Sebuah masjid berdiri megah di tengah perkampungan Kecicang Islam yang diperkirakan sudah ada sejak akhir abad 17 M - awal abad 18 M. Perkiraan tersebut didasarkan pada kekalahan kerajaan Pejanggik di Lombok Tengah pada tahun 1692 sehingga terjadi perpindahan penduduk Islam dari Lombok menuju Karangasem sebagai tentara kerajaan Karangasem. Pada tahun 1740, keseluruhan Pulau Lombok berhasil ditaklukkan oleh kerajaan Karangasem sehingga semakin memperbesar jumlah komunitas Islam di daerah tersebut. Selain Kampung Kecicang, komunitas Islam mendirikan perkampungan di luar pusat kerajaan sebagai pasukan penjaga antara lain di Kampung Ujung Desa, Ujung Sumbawa, Segara Katon, Dangin Sema, Nyuling, Tihing Jangkrik, Kampung Anyar, Karang Sasak, Bukit Tambuhan, Tibulake, Sasak, Karang Cermen, Bangras, Karang Langko, Karang Tohpati, Karang Ampel, Gerembeng, Karang tebu, Jeruk Manis, Gelumpang Sari, Karang Sokong, Telaga Mas, Kedaton, Saren Jawa dan Sindu.

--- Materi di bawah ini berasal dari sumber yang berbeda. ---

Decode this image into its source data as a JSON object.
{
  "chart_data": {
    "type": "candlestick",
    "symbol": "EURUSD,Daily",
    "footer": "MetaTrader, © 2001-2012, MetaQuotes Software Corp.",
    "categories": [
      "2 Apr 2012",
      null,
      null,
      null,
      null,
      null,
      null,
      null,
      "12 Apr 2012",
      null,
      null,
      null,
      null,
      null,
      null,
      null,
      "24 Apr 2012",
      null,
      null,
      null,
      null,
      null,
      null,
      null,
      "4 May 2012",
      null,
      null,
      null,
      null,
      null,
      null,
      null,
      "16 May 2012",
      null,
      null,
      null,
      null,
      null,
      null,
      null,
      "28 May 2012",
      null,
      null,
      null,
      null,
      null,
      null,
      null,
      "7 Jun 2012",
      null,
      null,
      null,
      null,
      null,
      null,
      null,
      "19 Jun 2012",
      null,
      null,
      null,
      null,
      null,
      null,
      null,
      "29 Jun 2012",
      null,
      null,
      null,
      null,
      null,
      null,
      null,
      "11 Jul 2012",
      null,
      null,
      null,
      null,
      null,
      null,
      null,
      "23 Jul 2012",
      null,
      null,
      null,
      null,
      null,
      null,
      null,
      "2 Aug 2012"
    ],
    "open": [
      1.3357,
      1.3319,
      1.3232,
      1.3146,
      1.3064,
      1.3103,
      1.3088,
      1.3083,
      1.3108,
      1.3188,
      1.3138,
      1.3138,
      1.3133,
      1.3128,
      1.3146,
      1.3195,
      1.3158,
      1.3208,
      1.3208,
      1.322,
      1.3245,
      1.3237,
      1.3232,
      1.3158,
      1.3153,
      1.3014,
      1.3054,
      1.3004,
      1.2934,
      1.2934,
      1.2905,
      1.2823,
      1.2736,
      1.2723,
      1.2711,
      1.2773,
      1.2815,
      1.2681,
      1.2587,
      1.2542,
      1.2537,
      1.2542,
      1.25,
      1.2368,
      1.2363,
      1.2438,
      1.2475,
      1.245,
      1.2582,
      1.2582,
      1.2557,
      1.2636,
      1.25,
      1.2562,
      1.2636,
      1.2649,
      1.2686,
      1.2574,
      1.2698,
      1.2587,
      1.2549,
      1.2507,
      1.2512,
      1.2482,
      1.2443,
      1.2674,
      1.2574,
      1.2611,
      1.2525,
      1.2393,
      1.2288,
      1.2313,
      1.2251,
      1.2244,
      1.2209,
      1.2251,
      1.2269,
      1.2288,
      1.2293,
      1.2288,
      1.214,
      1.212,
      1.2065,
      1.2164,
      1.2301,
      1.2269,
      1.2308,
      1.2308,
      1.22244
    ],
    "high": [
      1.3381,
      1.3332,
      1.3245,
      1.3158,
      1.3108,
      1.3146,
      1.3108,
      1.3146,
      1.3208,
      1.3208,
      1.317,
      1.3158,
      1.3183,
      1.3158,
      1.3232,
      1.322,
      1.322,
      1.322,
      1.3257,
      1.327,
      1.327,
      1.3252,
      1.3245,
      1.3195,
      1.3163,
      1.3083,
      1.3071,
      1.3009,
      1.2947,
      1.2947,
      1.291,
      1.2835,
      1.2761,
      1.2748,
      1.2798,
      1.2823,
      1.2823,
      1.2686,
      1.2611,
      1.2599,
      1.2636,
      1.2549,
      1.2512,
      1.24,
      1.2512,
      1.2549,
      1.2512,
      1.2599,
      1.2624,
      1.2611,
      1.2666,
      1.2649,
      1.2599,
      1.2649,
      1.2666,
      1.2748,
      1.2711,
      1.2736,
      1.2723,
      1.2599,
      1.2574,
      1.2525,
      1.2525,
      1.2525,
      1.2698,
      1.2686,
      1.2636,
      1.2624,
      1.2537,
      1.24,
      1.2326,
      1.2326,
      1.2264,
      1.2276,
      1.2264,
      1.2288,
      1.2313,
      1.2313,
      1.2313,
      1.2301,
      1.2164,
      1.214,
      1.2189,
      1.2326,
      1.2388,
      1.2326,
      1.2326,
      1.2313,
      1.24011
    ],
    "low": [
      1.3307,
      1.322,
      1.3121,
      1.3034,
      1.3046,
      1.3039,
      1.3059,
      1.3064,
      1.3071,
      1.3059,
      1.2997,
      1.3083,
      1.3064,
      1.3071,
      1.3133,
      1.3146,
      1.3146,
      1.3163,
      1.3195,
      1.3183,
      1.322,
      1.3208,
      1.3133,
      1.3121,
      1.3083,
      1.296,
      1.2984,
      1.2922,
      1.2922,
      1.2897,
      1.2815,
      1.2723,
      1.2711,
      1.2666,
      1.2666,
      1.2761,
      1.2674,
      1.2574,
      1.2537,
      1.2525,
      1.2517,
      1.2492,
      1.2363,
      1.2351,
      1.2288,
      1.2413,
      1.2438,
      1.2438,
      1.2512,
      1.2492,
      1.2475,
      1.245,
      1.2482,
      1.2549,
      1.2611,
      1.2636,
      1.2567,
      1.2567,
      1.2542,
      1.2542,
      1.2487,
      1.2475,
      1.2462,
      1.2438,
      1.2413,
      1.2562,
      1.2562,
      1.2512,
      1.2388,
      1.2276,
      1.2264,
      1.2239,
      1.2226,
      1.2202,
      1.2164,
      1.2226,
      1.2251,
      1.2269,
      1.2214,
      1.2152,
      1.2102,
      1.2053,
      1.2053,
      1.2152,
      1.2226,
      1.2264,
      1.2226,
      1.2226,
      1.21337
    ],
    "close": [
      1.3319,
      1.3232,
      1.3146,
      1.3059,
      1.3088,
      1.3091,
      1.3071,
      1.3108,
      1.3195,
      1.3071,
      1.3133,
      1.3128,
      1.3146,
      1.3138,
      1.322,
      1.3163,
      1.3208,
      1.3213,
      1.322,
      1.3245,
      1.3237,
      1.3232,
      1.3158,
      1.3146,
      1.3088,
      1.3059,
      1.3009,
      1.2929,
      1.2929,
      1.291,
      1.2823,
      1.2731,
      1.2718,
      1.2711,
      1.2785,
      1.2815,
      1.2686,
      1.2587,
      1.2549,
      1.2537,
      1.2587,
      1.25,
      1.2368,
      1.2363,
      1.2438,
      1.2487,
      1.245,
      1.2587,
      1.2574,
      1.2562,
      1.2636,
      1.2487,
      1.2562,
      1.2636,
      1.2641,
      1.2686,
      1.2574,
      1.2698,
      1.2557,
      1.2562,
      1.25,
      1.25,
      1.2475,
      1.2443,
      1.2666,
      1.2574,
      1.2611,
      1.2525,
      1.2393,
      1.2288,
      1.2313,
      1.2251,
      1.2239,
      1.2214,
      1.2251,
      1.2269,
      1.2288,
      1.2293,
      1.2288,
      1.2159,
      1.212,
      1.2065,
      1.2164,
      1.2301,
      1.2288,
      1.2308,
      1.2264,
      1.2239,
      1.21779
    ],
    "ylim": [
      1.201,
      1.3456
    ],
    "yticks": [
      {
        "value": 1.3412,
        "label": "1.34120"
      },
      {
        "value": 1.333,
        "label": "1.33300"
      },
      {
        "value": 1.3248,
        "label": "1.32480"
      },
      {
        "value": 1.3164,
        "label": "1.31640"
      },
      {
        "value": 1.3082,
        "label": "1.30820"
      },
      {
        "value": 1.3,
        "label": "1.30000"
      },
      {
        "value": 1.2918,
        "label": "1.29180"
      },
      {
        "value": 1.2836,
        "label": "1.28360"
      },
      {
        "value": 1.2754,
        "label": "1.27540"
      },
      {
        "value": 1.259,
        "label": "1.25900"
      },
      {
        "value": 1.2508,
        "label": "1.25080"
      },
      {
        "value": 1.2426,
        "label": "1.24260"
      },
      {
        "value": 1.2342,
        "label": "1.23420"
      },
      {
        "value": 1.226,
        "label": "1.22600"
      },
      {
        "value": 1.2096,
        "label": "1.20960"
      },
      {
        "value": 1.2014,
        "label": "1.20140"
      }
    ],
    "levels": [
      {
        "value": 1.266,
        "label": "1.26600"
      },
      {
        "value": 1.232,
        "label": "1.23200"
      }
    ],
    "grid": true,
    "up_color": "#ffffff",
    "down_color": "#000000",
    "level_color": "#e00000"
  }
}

Pada masjid Baiturrahman terdapat kekunaan arkeologi berupa kolam air yang mengelilingi bangunan masjid. Kolam merupakan simbol pembersihan diri (untuk jiwa dan raga) sebelum memasuki bangunan masjid. Sehingga pembangunan kolam sering fungsinya digabungkan dengan tempat berwudlu. Dalam mitos Hindu, bangunan disimbolkan sebagai gunung kehidupan (girimandala) dan kolam disimbolkan sebagai lautan (samudramantana).

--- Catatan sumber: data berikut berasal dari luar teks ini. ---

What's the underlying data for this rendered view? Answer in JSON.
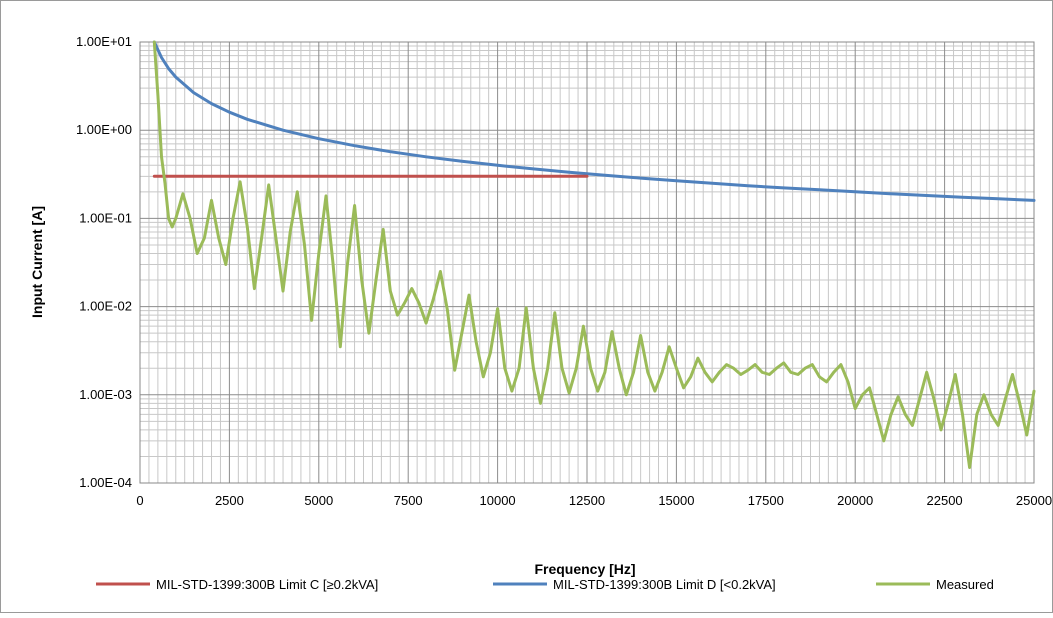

Bentuk bangunan masjid berdenah bujur sangkar dengan atap tumpang tiga. Atap tumpang merupakan ciri khas masjid lama yang berkembang di nusantara, dan merupakan adopsi dari bangunan tradisional. Atap tumpang juga sudah digunakan masyarakat Hindu untuk bangunan meru di pura pada masa sebelumnya. Dinding masjid dibuat dari tembok dengan pintu dan jendela yang besar dan banyak sehingga pengaruh arsitektur Belanda terlihat pada bagian ini.

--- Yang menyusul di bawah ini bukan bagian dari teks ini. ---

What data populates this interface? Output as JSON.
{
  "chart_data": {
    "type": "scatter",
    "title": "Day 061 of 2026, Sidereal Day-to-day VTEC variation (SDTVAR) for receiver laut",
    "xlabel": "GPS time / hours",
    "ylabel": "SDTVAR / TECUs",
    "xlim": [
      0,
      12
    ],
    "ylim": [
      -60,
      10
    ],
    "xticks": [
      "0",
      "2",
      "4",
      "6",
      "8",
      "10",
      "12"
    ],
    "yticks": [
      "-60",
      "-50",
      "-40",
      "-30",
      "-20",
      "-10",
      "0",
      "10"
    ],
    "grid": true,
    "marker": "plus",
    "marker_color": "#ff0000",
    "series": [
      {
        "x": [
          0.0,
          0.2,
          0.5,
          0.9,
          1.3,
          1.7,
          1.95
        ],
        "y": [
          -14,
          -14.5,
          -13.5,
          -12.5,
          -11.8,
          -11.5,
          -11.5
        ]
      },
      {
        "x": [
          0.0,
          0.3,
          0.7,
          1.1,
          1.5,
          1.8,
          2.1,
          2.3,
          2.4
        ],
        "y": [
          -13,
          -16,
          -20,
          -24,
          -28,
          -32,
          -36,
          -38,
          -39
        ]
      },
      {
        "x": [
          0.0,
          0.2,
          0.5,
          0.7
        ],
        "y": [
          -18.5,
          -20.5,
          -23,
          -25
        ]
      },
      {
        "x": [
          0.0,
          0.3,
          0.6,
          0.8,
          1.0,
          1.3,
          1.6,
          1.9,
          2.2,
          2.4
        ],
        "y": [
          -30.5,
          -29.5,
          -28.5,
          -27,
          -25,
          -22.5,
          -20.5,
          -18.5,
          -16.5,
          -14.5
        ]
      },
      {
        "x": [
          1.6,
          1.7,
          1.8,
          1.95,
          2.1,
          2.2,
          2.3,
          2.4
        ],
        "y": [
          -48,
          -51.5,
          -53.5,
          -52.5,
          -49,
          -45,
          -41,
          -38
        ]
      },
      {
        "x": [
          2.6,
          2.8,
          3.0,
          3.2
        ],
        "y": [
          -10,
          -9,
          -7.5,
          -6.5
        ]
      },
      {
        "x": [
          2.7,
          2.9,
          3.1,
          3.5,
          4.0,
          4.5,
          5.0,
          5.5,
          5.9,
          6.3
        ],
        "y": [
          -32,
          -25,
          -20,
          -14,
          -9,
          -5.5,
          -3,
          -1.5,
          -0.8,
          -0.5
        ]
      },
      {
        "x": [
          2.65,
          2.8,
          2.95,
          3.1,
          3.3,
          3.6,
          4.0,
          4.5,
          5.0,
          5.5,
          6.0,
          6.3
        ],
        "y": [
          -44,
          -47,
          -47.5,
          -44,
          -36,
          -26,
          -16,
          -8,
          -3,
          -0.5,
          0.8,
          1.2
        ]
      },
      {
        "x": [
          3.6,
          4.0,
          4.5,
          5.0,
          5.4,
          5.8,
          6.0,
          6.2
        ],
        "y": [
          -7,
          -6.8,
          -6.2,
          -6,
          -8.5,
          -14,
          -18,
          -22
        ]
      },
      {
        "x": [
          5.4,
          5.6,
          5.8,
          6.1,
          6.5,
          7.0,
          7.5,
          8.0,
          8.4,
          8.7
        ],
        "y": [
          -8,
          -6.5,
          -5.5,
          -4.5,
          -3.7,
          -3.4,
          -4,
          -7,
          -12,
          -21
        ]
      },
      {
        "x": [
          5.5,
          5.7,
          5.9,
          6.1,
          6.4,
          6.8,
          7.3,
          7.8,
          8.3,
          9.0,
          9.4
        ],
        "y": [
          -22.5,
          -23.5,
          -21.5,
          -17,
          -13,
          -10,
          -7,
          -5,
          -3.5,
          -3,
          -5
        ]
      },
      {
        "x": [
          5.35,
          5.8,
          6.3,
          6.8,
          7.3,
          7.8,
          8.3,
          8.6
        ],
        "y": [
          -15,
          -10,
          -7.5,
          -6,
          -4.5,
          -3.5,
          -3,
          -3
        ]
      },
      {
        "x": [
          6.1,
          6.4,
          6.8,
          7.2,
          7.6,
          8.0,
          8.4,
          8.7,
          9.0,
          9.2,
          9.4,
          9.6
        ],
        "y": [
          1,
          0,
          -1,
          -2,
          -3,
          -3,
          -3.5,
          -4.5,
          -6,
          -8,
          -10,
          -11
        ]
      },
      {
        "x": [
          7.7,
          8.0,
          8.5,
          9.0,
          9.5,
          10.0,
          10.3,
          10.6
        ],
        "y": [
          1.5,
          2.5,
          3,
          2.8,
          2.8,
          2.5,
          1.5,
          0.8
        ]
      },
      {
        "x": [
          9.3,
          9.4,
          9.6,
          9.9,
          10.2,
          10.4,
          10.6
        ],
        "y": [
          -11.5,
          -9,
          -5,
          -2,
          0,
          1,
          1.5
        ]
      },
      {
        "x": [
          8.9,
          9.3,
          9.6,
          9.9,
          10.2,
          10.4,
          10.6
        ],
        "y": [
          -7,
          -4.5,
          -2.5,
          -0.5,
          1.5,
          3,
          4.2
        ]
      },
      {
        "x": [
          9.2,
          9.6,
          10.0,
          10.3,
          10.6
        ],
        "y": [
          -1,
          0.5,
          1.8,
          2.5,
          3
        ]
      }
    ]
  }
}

Kekunaan mimbar masjid juga terlihat dari ukiran geometris dan sulur-suluran tumbuhan. Mimbar bagian depan terdapat hiasan kurawal berupa motif sulur floris (tumbuhan) yang dianggap sebagai prototipe (penyamaran) kala makara pada masa Hindu. Masyarakat Bali menyebut hiasan tersebut dengan istilah "patra". Patra Olanda (mendapat pengaruh motif dedaunan Belanda) merupakan patra yang dipahatkan pada mimbar tersebut dan motif ini banyak dipahatkan pada hiasan istana (puri) atau rumah bangsawan di Bali.

Bangunan Masjid Baiturrahman Kecicang Islam merupakan salah satu khasanah budaya Islam di tengah budaya Hindu yang perlu dipertahankan keasliannya, sehingga dapat dijadikan rujukan untuk menelusuri sejarah perkembangan arsitektur Islam di Bali.